К этому времени я уже была замужем за выпускником Высшего мореходного училища имени Макарова Натаном Гореликом, с которым мы прожила более сорока пяти лет. Наши отношения начались с его любезных приглашений на гастрольные спектакли Театра на Таганке, куда меня, студентку театрального института, пускали только по входным билетам, а Натану, моряку с острова Сахалин, находящемуся в полугодовом отпуске, продавали прекрасные места из специальной брони. Ежевечерне я находила в двери записки: «Сударыня! Не хотите ли вы составить мне компанию и посмотреть “Гамлета” с Высоцким… и “Деревянные кони”… и “Доброго человека из Сезуана”…» «Сударыня» хотела, и широкоплечий бородач в тёмно-синем костюме с золотистыми пуговицами, галантный и непохожий на остальных моих поклонников того времени, сидел со мной в партере и провожал меня домой. Дома в моей коммунальной квартире у меня было – шаром покати. Мы сидели на стульях друг против друга и ели прямо из ведра квашеную капусту, которую моя соседка по коммуналке Ксения Михайловна хранила на моём балконе. Достаточно быстро Натан (а по-домашнему, Толик) сделал мне предложение, на что я очень честно ответила, что не создана для семейной жизни, не хочу заниматься домашним хозяйством и не думаю, что когда-нибудь исправлюсь. На эти сентенции получила короткий ответ: «Ну, давай попробуем!» Вот мы и «пробуем» с того времени. Об этом отдельный рассказ. А пока я хочу вернуться к истокам моей жизни в Ленинграде, к непростому периоду привыкания к чужому для меня городу.




Питер 1971–1974


Начну с поступления в театральный институт.

Красивые здания на Моховой, красивые длинноногие абитуриентки, поступающие на актёрский факультет, важные и умные будущие театроведы, знающие всё о Станиславском, Мейерхольде и Таирове, – я была слегка напугана и растеряна. Особенно страшил коллоквиум, на котором, по свидетельствам бывалых людей, могли спросить даже имя коня Петра Первого.
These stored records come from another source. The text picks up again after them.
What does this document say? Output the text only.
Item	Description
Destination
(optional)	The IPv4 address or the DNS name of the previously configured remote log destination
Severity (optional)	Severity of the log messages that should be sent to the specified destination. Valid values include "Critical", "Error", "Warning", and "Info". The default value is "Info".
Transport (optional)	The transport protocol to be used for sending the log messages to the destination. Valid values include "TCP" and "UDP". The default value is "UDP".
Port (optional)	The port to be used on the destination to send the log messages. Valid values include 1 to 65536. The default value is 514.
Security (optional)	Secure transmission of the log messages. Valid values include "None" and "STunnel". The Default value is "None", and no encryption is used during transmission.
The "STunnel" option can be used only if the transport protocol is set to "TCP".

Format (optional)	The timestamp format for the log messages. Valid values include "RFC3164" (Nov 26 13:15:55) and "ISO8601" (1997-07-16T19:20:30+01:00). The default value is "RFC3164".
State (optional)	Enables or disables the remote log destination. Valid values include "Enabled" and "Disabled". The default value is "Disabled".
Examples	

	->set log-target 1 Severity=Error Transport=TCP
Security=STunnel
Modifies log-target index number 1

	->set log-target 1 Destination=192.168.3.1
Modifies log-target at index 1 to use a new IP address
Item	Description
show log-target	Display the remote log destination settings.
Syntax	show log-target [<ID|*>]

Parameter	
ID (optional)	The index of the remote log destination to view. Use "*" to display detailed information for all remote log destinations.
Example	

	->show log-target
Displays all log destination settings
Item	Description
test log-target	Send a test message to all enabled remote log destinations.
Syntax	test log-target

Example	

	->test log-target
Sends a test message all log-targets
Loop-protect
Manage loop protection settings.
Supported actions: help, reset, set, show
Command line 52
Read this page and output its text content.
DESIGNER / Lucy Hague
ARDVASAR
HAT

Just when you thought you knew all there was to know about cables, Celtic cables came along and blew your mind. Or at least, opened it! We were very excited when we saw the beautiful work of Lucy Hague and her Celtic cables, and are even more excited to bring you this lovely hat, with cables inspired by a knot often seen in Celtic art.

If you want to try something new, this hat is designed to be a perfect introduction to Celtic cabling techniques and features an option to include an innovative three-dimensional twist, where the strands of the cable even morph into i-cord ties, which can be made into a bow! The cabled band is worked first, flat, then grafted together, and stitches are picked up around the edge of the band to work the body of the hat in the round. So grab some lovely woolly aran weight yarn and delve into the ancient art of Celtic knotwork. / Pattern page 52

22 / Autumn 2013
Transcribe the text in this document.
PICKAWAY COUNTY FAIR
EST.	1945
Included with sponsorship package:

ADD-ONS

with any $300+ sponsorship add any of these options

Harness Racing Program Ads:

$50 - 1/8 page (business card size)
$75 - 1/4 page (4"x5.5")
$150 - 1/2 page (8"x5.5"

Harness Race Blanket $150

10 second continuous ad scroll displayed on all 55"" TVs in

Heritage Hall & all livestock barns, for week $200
Вошла в аудиторию. За столом, покрытым скатертью и украшенным банкой с цветами, – комиссия! Отвечаю на какие-то вопросы. Еле держусь на дрожащих ногах. В конце экзамена нужно подойти и подать членам комиссии какую-то бумажку для подписи. Подхожу, нагибаюсь, протягиваю и… нечаянно наступаю ногой на свисающую скатерть. Она начинает сползать. Лихорадочно пытаюсь поправить и опрокидываю банку с цветами. Льётся вода, скатерть на полу! Цветы тоже. Пытаюсь всё поднять и задеваю боком стол, который оказывается собранным из четырёх тумб и досками на них. Одна из тумб падает, доска опрокидывается – и растерянные члены комиссии оказываются сидящими перед полным «погромом», а я ползаю перед ними на коленях по полу, пытаясь собрать мокрые разбросанные цветы… Последнее, что я слышу, выходя из аудитории: «Ну, девушка, вы нам разгромили тут всё, что могли!» – «Как долго тебя обсуждали! Пришлось ждать, пока впустили следующего!» – рассказывала мне после одна из абитуриенток. На очное отделение я не прошла по конкурсу. Через какое-то время стала поступать на заочное. И тут не обошлось без приключений. Задумавшись над вопросом «Какие драматурги начинали в 20–30-е годы?» и лихорадочно подсчитывая возраст наших современников Володина и Розова, я что-то промямлила в ответ и вышла из аудитории, понимая, что опять «провалилась». Бреду горестно по Литейному проспекту вместе с папой, приехавшим в Питер «поболеть» за меня, и он меня отчитывает: «Как ты могла не ответить? Ты же прекрасно всех знаешь!» Я резко разворачиваюсь, быстро иду назад и врываюсь в аудиторию, где заседает приёмная комиссия: «Извините, пожалуйста! Мне просто стыдно, и я должна сказать, что очень хорошо знаю Маяковского, Булгакова, Арбузова…» На меня внимательно и долго смотрит профессор Сергей Цимбал и произносит: «Хорошо, девушка! Идите! Если вы по дороге ещё что-нибудь вспомните, приходите!»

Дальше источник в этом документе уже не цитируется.